Повести - Михаил Салтыков-Щедрин
Шрифт:
Интервал:
Закладка:
Жду письма вашего с нетерпением и надеюсь, что вы не забудете меня. Помните, что я в таком оцепенении, что не могу сам выйти из него, что нужен какой-нибудь внешний толчок, чтоб разбудить меня от этой мертвой апатии и вытолкнуть вновь на ровную дорогу, с которой я сбился.
ПРОДОЛЖЕНИЕ ДНЕВНИКА ТАНИ
Наконец сегодня утром позвали меня к отцу. Он сидел в своем кабинете с Марьей Ивановной; перед ним лежало на столе распечатанное письмо, и портрет покойницы мамы, обыкновенно задернутый занавескою, на этот раз был открыт: все заранее было рассчитано, чтоб произвести сильный эффект. Отец начал первый.
– Милая, – сказал он торжественным тоном, которым вовсе не шел к его лицу, – в вечной заботливости о твоем счастии, я и Марья Ивановна…
Он остановился, закашлялся и не знал, как продолжать; я тоже стояла и ждала.
– Так вот, видишь ли, друг мой, я и Марья Ивановна, заботясь о твоем благополучии…
И опять остановился.
– Что ж ты, батюшка? язык, что ли, проглотил? – прервала Марья Ивановна, – что это с тобой сделалось? иной раз не уймешь, а вот как дело, так у него и языка нет.

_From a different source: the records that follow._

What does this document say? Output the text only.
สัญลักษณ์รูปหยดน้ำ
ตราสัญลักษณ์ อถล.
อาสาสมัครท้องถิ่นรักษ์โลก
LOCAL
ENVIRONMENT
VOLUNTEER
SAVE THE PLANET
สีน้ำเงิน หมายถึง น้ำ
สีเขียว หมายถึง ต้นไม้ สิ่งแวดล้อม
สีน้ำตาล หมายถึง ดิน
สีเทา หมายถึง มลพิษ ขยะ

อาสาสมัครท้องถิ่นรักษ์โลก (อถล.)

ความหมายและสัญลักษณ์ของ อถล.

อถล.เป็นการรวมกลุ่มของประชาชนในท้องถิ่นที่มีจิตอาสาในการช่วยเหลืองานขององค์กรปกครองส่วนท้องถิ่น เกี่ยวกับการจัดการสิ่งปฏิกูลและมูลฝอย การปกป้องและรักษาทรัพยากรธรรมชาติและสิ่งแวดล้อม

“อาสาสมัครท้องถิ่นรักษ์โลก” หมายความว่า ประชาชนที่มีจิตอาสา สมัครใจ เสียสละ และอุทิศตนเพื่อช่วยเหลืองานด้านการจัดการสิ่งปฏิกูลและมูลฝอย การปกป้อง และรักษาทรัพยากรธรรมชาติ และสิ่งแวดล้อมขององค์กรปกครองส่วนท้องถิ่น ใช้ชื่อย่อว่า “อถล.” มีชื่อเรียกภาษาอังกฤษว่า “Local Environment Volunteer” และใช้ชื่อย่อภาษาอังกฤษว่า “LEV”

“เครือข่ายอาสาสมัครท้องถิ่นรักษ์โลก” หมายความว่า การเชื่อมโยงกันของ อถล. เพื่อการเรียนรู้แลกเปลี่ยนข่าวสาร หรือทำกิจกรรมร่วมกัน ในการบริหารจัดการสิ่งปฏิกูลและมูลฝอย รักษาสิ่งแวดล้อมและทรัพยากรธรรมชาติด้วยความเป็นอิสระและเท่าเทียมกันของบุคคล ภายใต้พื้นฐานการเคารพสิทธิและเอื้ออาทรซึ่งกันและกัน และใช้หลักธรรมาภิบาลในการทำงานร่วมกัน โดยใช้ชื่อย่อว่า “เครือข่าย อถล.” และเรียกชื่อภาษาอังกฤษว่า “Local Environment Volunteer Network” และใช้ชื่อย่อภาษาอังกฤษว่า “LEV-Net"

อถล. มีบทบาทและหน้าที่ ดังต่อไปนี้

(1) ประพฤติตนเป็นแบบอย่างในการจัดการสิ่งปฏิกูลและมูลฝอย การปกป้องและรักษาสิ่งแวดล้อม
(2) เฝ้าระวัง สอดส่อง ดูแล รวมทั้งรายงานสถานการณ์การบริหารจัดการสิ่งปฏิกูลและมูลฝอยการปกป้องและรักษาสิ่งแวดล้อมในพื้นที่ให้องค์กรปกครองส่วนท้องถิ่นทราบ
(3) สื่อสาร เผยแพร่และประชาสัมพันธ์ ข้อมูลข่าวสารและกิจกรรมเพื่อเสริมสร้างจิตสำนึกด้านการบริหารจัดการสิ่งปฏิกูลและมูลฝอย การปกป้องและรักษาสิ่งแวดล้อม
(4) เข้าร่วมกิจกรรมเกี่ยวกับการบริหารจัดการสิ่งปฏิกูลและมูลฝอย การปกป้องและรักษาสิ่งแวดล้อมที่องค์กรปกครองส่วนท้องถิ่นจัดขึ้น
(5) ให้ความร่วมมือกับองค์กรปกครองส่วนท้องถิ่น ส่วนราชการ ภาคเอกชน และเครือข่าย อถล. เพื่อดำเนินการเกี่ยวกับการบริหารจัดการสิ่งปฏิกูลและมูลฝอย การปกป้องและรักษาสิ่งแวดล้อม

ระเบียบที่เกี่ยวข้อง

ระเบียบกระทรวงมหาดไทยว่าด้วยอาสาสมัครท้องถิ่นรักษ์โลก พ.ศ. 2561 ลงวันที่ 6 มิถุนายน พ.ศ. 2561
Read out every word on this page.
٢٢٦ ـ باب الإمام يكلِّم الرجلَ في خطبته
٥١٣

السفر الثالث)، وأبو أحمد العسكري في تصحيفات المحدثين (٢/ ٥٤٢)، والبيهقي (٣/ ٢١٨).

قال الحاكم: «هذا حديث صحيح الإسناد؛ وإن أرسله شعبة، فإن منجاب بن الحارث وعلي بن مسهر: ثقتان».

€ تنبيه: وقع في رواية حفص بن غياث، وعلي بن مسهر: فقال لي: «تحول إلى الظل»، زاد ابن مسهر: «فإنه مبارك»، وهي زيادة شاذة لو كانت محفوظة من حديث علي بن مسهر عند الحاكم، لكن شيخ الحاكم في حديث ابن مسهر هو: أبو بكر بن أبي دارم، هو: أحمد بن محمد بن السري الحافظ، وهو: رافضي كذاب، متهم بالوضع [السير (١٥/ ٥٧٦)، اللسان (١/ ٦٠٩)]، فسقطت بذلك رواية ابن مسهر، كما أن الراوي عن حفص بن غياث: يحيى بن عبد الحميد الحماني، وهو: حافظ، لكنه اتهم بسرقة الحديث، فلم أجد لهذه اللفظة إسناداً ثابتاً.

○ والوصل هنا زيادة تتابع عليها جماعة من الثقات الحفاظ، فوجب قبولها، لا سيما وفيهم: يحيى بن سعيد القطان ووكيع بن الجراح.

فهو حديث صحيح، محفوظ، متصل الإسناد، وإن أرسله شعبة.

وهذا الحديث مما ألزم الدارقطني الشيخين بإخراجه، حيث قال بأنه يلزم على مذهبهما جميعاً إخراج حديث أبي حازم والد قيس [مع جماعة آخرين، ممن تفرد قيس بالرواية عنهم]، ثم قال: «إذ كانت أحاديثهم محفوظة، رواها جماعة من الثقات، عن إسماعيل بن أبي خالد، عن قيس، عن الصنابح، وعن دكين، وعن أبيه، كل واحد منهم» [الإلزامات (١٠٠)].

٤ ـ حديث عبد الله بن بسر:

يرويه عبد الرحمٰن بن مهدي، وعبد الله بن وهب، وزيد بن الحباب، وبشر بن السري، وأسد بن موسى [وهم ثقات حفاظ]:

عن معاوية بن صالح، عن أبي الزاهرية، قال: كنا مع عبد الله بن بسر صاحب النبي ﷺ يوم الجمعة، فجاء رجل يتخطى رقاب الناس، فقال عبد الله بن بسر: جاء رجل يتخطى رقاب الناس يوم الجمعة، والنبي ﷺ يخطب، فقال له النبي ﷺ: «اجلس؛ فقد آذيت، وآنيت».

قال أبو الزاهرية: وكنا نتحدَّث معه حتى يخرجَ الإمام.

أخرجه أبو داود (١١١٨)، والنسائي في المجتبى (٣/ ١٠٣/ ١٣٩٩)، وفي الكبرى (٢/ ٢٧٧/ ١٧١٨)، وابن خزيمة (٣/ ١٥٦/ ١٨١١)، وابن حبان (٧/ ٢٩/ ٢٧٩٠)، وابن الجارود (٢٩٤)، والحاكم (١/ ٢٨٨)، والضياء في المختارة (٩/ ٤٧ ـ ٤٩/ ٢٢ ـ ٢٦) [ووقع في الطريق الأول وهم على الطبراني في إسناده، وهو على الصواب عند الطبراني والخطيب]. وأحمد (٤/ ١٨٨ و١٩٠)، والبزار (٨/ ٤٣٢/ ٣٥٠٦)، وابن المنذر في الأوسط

– Эка баба, эка проклятая баба! – сказал отец, – слова вымолвить не даст! Ведь это дело деликатное, баба ты, баба-наседка, нужно это дело издалека повесть, нужно обдумать… то-то, говорил я тебе пословицу-то, помнишь? а все суется – экой собачий нрав! Все бы мутила да пакостила! Черт, право черт, прости господи мое прегрешение! сатана сидит у тебя в сердце, сударыня!
И я все стояла и ждала, к чему поведет это предисловие.
– Так вот, видишь ли, Таня, – снова начал отец, – вот мы с Марьей Ивановной… дьявол, а не женщина! сатана, сударыня, сидит в тебе! все бы мутить, все бы изгадить.
– Да кончите же, папенька, что вы хотели сказать мне?
– Да вот все она – эка проклятая баба! слова не даст сказать; все бы ругаться да лаяться, прости господи мое прегрешение!
– Ну, что-то еще будет? – сказала наконец Марья Ивановна, – ну, продолжай, продолжай, свет мой; скоро ли все это кончится?
– Я говорю правду, истину говорю – ни в грош меня не ставишь, сударыня, в бога не веруешь.
– Да, да, ну, нет ли еще чего?
– Обо всем дашь ответ на том свете, богомерзкая баба, за все заплатишь. Ты, чай, ждешь не дождешься моей смерти… я тебя насквозь вижу; да вот и умер бы, да назло тебе буду жить, да и тебя еще похороню.
– Объясните хоть вы мне, Марья Ивановна, – сказала я, – зачем меня сюда призвали, чего хотят от меня?
– Ах, милая! видишь ли, что у папеньки есть нужные дела, дай же ему отвесть душу, а мы с тобой еще подождем, еще успеем.
– Ну, говори, говори, проклятая! вишь, у тебя язык-то чешется, вся в отца, сейчас видно подлое семя.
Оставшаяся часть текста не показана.